At high altitude, the air is less dense, there is more "space" between air molecules. For the pitot tube to gather the the same number of air molecules (IAS) the airplane has to be moving faster over the ground at high altitude (in TAS) to scoop up the same number air molecules. Similarly, the wing will have roughly the same number of air molecules flowing over it at 200 KIAS at sea level as it will at 200 KIAS at 10,000 feet, although the TAS will be about 20% higher at 10,000 ft because the airplane has to cover more distance to pass through the same number of molecules at 10,000 ft.
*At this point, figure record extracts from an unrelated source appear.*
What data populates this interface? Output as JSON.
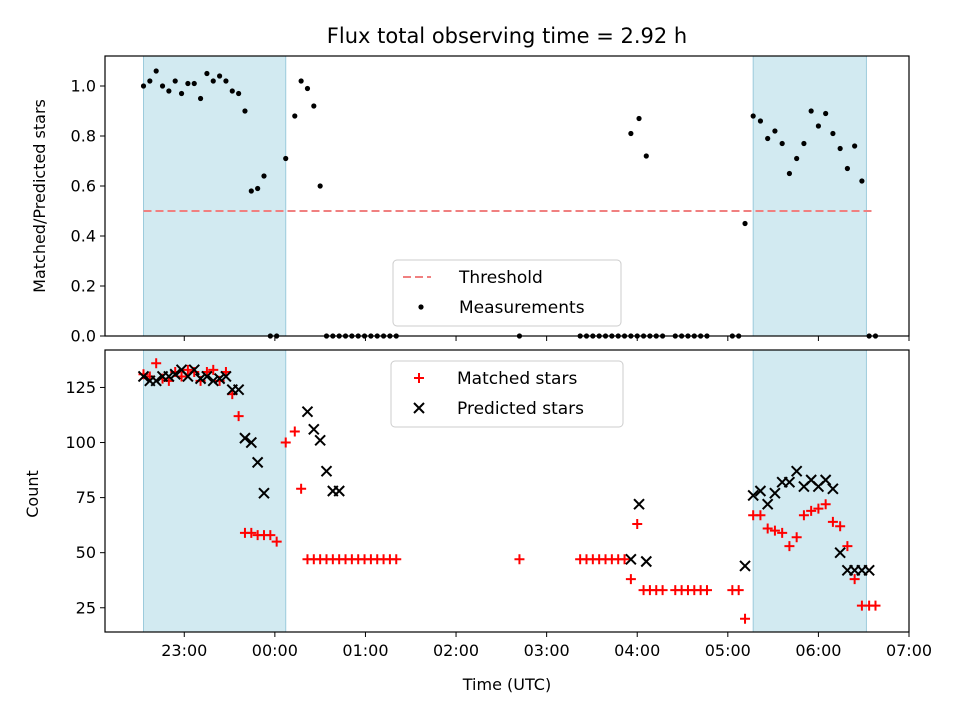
{
  "chart_data": [
    {
      "type": "scatter",
      "title": "Flux total observing time = 2.92 h",
      "xlabel": "",
      "ylabel": "Matched/Predicted stars",
      "xlim": [
        -1.875,
        7.0
      ],
      "ylim": [
        0.0,
        1.12
      ],
      "yticks": [
        0.0,
        0.2,
        0.4,
        0.6,
        0.8,
        1.0
      ],
      "shaded_regions": [
        [
          -1.45,
          0.12
        ],
        [
          5.28,
          6.53
        ]
      ],
      "threshold": {
        "name": "Threshold",
        "y": 0.5,
        "x_range": [
          -1.45,
          6.6
        ],
        "color": "#f08080"
      },
      "legend": {
        "position": "lower center",
        "entries": [
          "Threshold",
          "Measurements"
        ]
      },
      "series": [
        {
          "name": "Measurements",
          "color": "#000000",
          "x": [
            -1.45,
            -1.38,
            -1.31,
            -1.24,
            -1.17,
            -1.1,
            -1.03,
            -0.96,
            -0.89,
            -0.82,
            -0.75,
            -0.68,
            -0.61,
            -0.54,
            -0.47,
            -0.4,
            -0.33,
            -0.26,
            -0.19,
            -0.12,
            -0.05,
            0.02,
            0.12,
            0.22,
            0.29,
            0.36,
            0.43,
            0.5,
            0.57,
            0.64,
            0.71,
            0.78,
            0.85,
            0.92,
            0.99,
            1.06,
            1.13,
            1.2,
            1.27,
            1.34,
            2.7,
            3.37,
            3.44,
            3.51,
            3.58,
            3.65,
            3.72,
            3.79,
            3.86,
            3.93,
            4.0,
            4.07,
            4.14,
            4.21,
            4.28,
            4.42,
            4.49,
            4.56,
            4.63,
            4.7,
            4.77,
            3.93,
            4.02,
            4.1,
            5.05,
            5.12,
            5.19,
            5.28,
            5.36,
            5.44,
            5.52,
            5.6,
            5.68,
            5.76,
            5.84,
            5.92,
            6.0,
            6.08,
            6.16,
            6.24,
            6.32,
            6.4,
            6.48,
            6.56,
            6.63
          ],
          "y": [
            1.0,
            1.02,
            1.06,
            1.0,
            0.98,
            1.02,
            0.97,
            1.01,
            1.01,
            0.95,
            1.05,
            1.02,
            1.04,
            1.02,
            0.98,
            0.97,
            0.9,
            0.58,
            0.59,
            0.64,
            0.0,
            0.0,
            0.71,
            0.88,
            1.02,
            0.99,
            0.92,
            0.6,
            0.0,
            0.0,
            0.0,
            0.0,
            0.0,
            0.0,
            0.0,
            0.0,
            0.0,
            0.0,
            0.0,
            0.0,
            0.0,
            0.0,
            0.0,
            0.0,
            0.0,
            0.0,
            0.0,
            0.0,
            0.0,
            0.0,
            0.0,
            0.0,
            0.0,
            0.0,
            0.0,
            0.0,
            0.0,
            0.0,
            0.0,
            0.0,
            0.0,
            0.81,
            0.87,
            0.72,
            0.0,
            0.0,
            0.45,
            0.88,
            0.86,
            0.79,
            0.82,
            0.77,
            0.65,
            0.71,
            0.77,
            0.9,
            0.84,
            0.89,
            0.81,
            0.75,
            0.67,
            0.76,
            0.62,
            0.0,
            0.0
          ]
        }
      ]
    },
    {
      "type": "scatter",
      "title": "",
      "xlabel": "Time (UTC)",
      "ylabel": "Count",
      "xlim": [
        -1.875,
        7.0
      ],
      "ylim": [
        14,
        142
      ],
      "yticks": [
        25,
        50,
        75,
        100,
        125
      ],
      "xticks": [
        {
          "v": -1.0,
          "label": "23:00"
        },
        {
          "v": 0.0,
          "label": "00:00"
        },
        {
          "v": 1.0,
          "label": "01:00"
        },
        {
          "v": 2.0,
          "label": "02:00"
        },
        {
          "v": 3.0,
          "label": "03:00"
        },
        {
          "v": 4.0,
          "label": "04:00"
        },
        {
          "v": 5.0,
          "label": "05:00"
        },
        {
          "v": 6.0,
          "label": "06:00"
        },
        {
          "v": 7.0,
          "label": "07:00"
        }
      ],
      "shaded_regions": [
        [
          -1.45,
          0.12
        ],
        [
          5.28,
          6.53
        ]
      ],
      "legend": {
        "position": "upper center",
        "entries": [
          "Matched stars",
          "Predicted stars"
        ]
      },
      "series": [
        {
          "name": "Matched stars",
          "color": "#ff0000",
          "marker": "plus",
          "x": [
            -1.45,
            -1.38,
            -1.31,
            -1.24,
            -1.17,
            -1.1,
            -1.03,
            -0.96,
            -0.89,
            -0.82,
            -0.75,
            -0.68,
            -0.61,
            -0.54,
            -0.47,
            -0.4,
            -0.33,
            -0.26,
            -0.19,
            -0.12,
            -0.05,
            0.02,
            0.12,
            0.22,
            0.29,
            0.36,
            0.43,
            0.5,
            0.57,
            0.64,
            0.71,
            0.78,
            0.85,
            0.92,
            0.99,
            1.06,
            1.13,
            1.2,
            1.27,
            1.34,
            2.7,
            3.37,
            3.44,
            3.51,
            3.58,
            3.65,
            3.72,
            3.79,
            3.86,
            3.93,
            4.0,
            4.07,
            4.14,
            4.21,
            4.28,
            4.42,
            4.49,
            4.56,
            4.63,
            4.7,
            4.77,
            5.05,
            5.12,
            5.19,
            5.28,
            5.36,
            5.44,
            5.52,
            5.6,
            5.68,
            5.76,
            5.84,
            5.92,
            6.0,
            6.08,
            6.16,
            6.24,
            6.32,
            6.4,
            6.48,
            6.56,
            6.63
          ],
          "y": [
            131,
            130,
            136,
            129,
            128,
            132,
            130,
            133,
            132,
            128,
            132,
            133,
            128,
            132,
            122,
            112,
            59,
            59,
            58,
            58,
            58,
            55,
            100,
            105,
            79,
            47,
            47,
            47,
            47,
            47,
            47,
            47,
            47,
            47,
            47,
            47,
            47,
            47,
            47,
            47,
            47,
            47,
            47,
            47,
            47,
            47,
            47,
            47,
            47,
            38,
            63,
            33,
            33,
            33,
            33,
            33,
            33,
            33,
            33,
            33,
            33,
            33,
            33,
            20,
            67,
            67,
            61,
            60,
            59,
            53,
            57,
            67,
            69,
            70,
            72,
            64,
            62,
            53,
            38,
            26,
            26,
            26
          ]
        },
        {
          "name": "Predicted stars",
          "color": "#000000",
          "marker": "x",
          "x": [
            -1.45,
            -1.38,
            -1.31,
            -1.24,
            -1.17,
            -1.1,
            -1.03,
            -0.96,
            -0.89,
            -0.82,
            -0.75,
            -0.68,
            -0.61,
            -0.54,
            -0.47,
            -0.4,
            -0.33,
            -0.26,
            -0.19,
            -0.12,
            0.36,
            0.43,
            0.5,
            0.57,
            0.64,
            0.71,
            3.93,
            4.02,
            4.1,
            5.19,
            5.28,
            5.36,
            5.44,
            5.52,
            5.6,
            5.68,
            5.76,
            5.84,
            5.92,
            6.0,
            6.08,
            6.16,
            6.24,
            6.32,
            6.4,
            6.48,
            6.56
          ],
          "y": [
            130,
            128,
            128,
            130,
            130,
            131,
            133,
            130,
            133,
            129,
            130,
            128,
            129,
            130,
            124,
            124,
            102,
            100,
            91,
            77,
            114,
            106,
            101,
            87,
            78,
            78,
            47,
            72,
            46,
            44,
            76,
            78,
            72,
            77,
            82,
            82,
            87,
            80,
            83,
            80,
            83,
            79,
            50,
            42,
            42,
            42,
            42
          ]
        }
      ]
    }
  ]
}
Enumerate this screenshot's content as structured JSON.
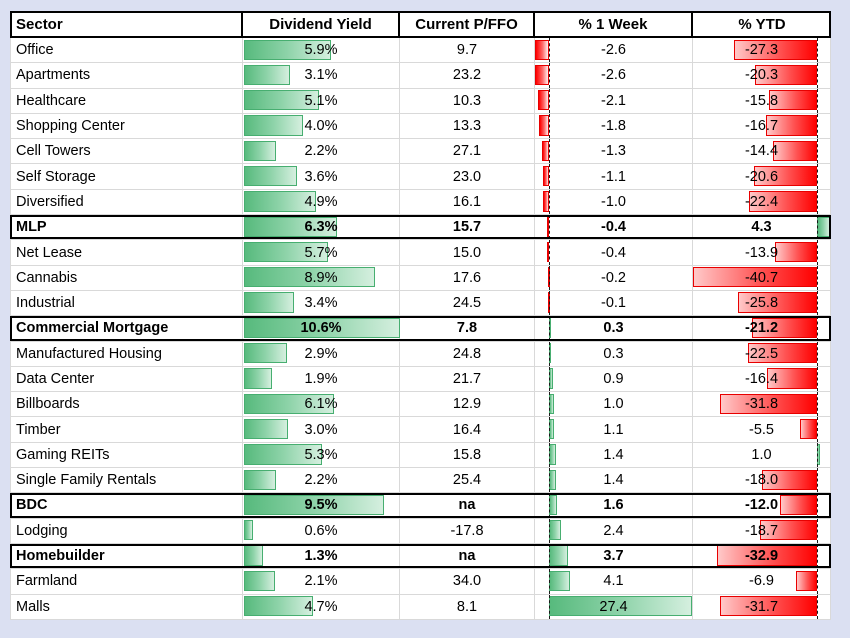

This is a folksy yet valid explanation, but it only explains the density difference that increases TAS stall speed by the same amount that the pitot underreads, thus keeping EAS/IAS stall speed constant (assuming the density difference is the only difference)
But it doesn't explain the OP's question, which is a different one: why does EAS/IAS stall speed increase with altitude? And the answer is that there are differences besides density, which are compressibility and viscosity. And they cause the wing to stall at a lower AOA, thus decreasing the CLmax.
For many commercial airplanes, the IAS barber pole actually doesn't increase with altitude. In the B-747 for instance, Vmo is about 365 KIAS from sea level all the way until 365 KIAS becomes equivalent to Mach 0.92 at some point in the Mid 20,000's. Above that altitude, the "barber pole" slowly decreases in terms of IAS, bur remains constant at Mach 0.92. Of course 365 KIAS at 0 MSL is a lot slower in terms of TAS than 365 KIAS at 25,000....but in terms of air molecule flow over the wings and into the pitot tubes, it is roughly the same.
What's being asked about is the minimum speed barber pole, not the max. Ambiguous term, gotta be careful with them.